Emotional Intelligence A Foundation of Leadership
First coined in 1990 by Salovey and Mayer, Emotional Intelligence is described as a form of social intelligence that involves the ability to monitor one’s own and others’ feelings and emotions, to discriminate among them and to use this information to guide one’s thinking and actions. In 1995, the concept of emotional intelligence is popularized after publication of psychologist and new york times science writer Daniel Goleman’s book – ‘Emotional Intelligence: why it can matter more than IQ’.
Daniel Goleman puts it this way: “emotional intelligence is a master aptitude, a capacity that profoundly affects all other abilities, either facilitating or interfering with them”. He argues that: “emotional intelligence is much importance than academic intelligence”. According to Goleman, “emotional intelligence is the capacity for recognizing our own feelings and those of others, and for managing emotions well in ourselves and in our relationships”. Emotional Intelligence is the foundation for successful leadership. Emotional intelligence (or EQ) is the innate potential to feel, use, communicate, recognize, remember, describe, identify, learn from, manage, understand and explain emotions.
Emotional intelligence is increasingly relevant to organizational development and developing people, because the EQ principles provide a new way to understand and assess people’s behaviours, management styles, attitudes, interpersonal skills, and potential. Research shows that for jobs of all kinds, emotional intelligence is twice as important as IQ plus technical skills. According to a study of more than 100,000 executives, emotional intelligence is a better predictor of performance than technical skill, experience, or intellect. As more and more people accept that emotional intelligence is just as important to professional success as technical ability, organizations are increasingly using EQ when they hire and promote.
In a nutshell emotional intelligence is both having enough self awareness of your own feelings, emotions and how you manage those reactions, and as a leader being able to pick up on others emotional responses and work with them productively. While opinions differ on whether emotional intelligence is a skill, an ability, or a competency, most who study EQ agree that an emotionally intelligent person is able to understand and manage their own emotions, and they are able to use this information to manage their relationships with others.
Intellect and functional skills are important, but research shows that emotional intelligence is the most important factor in effective leadership. High emotional intelligence is also associated with a better work approach that is goal directed and achievement oriented. Thus, emotional intelligence is a master aptitude, a capacity affecting all other abilities by either facilitating or interfering with them. Emotional intelligence is based on the competencies of self-awareness, self-management, social awareness, and relationship management. The good thing about emotional intelligence is that it is not fixed at birth. Since we want to raise children to be successful and fulfilled, emotional intelligence is an important aspect of this vision.

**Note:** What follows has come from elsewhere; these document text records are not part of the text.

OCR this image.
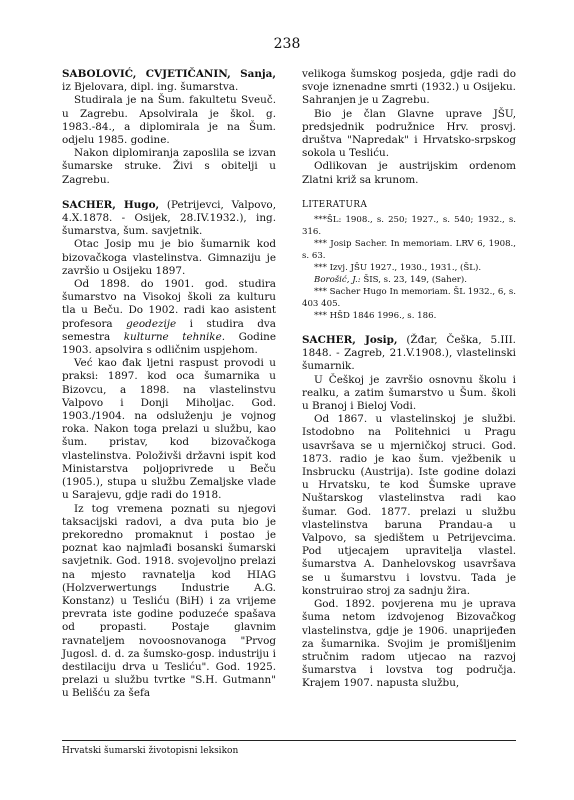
238

SABOLOVIĆ, CVJETIČANIN, Sanja, iz Bjelovara, dipl. ing. šumarstva.

Studirala je na Šum. fakultetu Sveuč. u Zagrebu. Apsolvirala je škol. g. 1983.-84., a diplomirala je na Šum. odjelu 1985. godine.

Nakon diplomiranja zaposlila se izvan šumarske struke. Živi s obitelji u Zagrebu.

SACHER, Hugo, (Petrijevci, Valpovo, 4.X.1878. - Osijek, 28.IV.1932.), ing. šumarstva, šum. savjetnik.

Otac Josip mu je bio šumarnik kod bizovačkoga vlastelinstva. Gimnaziju je završio u Osijeku 1897.

Od 1898. do 1901. god. studira šumarstvo na Visokoj školi za kulturu tla u Beču. Do 1902. radi kao asistent profesora geodezije i studira dva semestra kulturne tehnike. Godine 1903. apsolvira s odličnim uspjehom.

Već kao đak ljetni raspust provodi u praksi: 1897. kod oca šumarnika u Bizovcu, a 1898. na vlastelinstvu Valpovo i Donji Miholjac. God. 1903./1904. na odsluženju je vojnog roka. Nakon toga prelazi u službu, kao šum. pristav, kod bizovačkoga vlastelinstva. Položivši državni ispit kod Ministarstva poljoprivrede u Beču (1905.), stupa u službu Zemaljske vlade u Sarajevu, gdje radi do 1918.

Iz tog vremena poznati su njegovi taksacijski radovi, a dva puta bio je prekoredno promaknut i postao je poznat kao najmlađi bosanski šumarski savjetnik. God. 1918. svojevoljno prelazi na mjesto ravnatelja kod HIAG (Holzverwertungs Industrie A.G. Konstanz) u Tesliću (BiH) i za vrijeme prevrata iste godine poduzeće spašava od propasti. Postaje glavnim ravnateljem novoosnovanoga "Prvog Jugosl. d. d. za šumsko-gosp. industriju i destilaciju drva u Tesliću". God. 1925. prelazi u službu tvrtke "S.H. Gutmann" u Belišću za šefa

velikoga šumskog posjeda, gdje radi do svoje iznenadne smrti (1932.) u Osijeku. Sahranjen je u Zagrebu.

Bio je član Glavne uprave JŠU, predsjednik podružnice Hrv. prosvj. društva "Napredak" i Hrvatsko-srpskog sokola u Tesliću.

Odlikovan je austrijskim ordenom Zlatni križ sa krunom.

LITERATURA

***ŠL: 1908., s. 250; 1927., s. 540; 1932., s. 316.

*** Josip Sacher. In memoriam. LRV 6, 1908., s. 63.

*** Izvj. JŠU 1927., 1930., 1931., (ŠL).

Borošić, J.: ŠIS, s. 23, 149, (Saher).

*** Sacher Hugo In memoriam. ŠL 1932., 6, s. 403 405.

*** HŠD 1846 1996., s. 186.

SACHER, Josip, (Žđar, Češka, 5.III. 1848. - Zagreb, 21.V.1908.), vlastelinski šumarnik.

U Češkoj je završio osnovnu školu i realku, a zatim šumarstvo u Šum. školi u Branoj i Bieloj Vodi.

Od 1867. u vlastelinskoj je službi. Istodobno na Politehnici u Pragu usavršava se u mjerničkoj struci. God. 1873. radio je kao šum. vježbenik u Insbrucku (Austrija). Iste godine dolazi u Hrvatsku, te kod Šumske uprave Nuštarskog vlastelinstva radi kao šumar. God. 1877. prelazi u službu vlastelinstva baruna Prandau-a u Valpovo, sa sjedištem u Petrijevcima. Pod utjecajem upravitelja vlastel. šumarstva A. Danhelovskog usavršava se u šumarstvu i lovstvu. Tada je konstruirao stroj za sadnju žira.

God. 1892. povjerena mu je uprava šuma netom izdvojenog Bizovačkog vlastelinstva, gdje je 1906. unaprijeđen za šumarnika. Svojim je promišljenim stručnim radom utjecao na razvoj šumarstva i lovstva tog područja. Krajem 1907. napusta službu,

Hrvatski šumarski životopisni leksikon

Not to be confused with our IQ or cognitive intelligence, which is pretty much set by age 17, emotional intelligence is something we can bank on improving as we get older. One great characteristic of people who have attained emotional intelligence is that they are responsible for what they feel and they use these feelings to help them make wise decisions. Thus, emotional intelligence is one of the characteristics of a successful leader in any arena of life.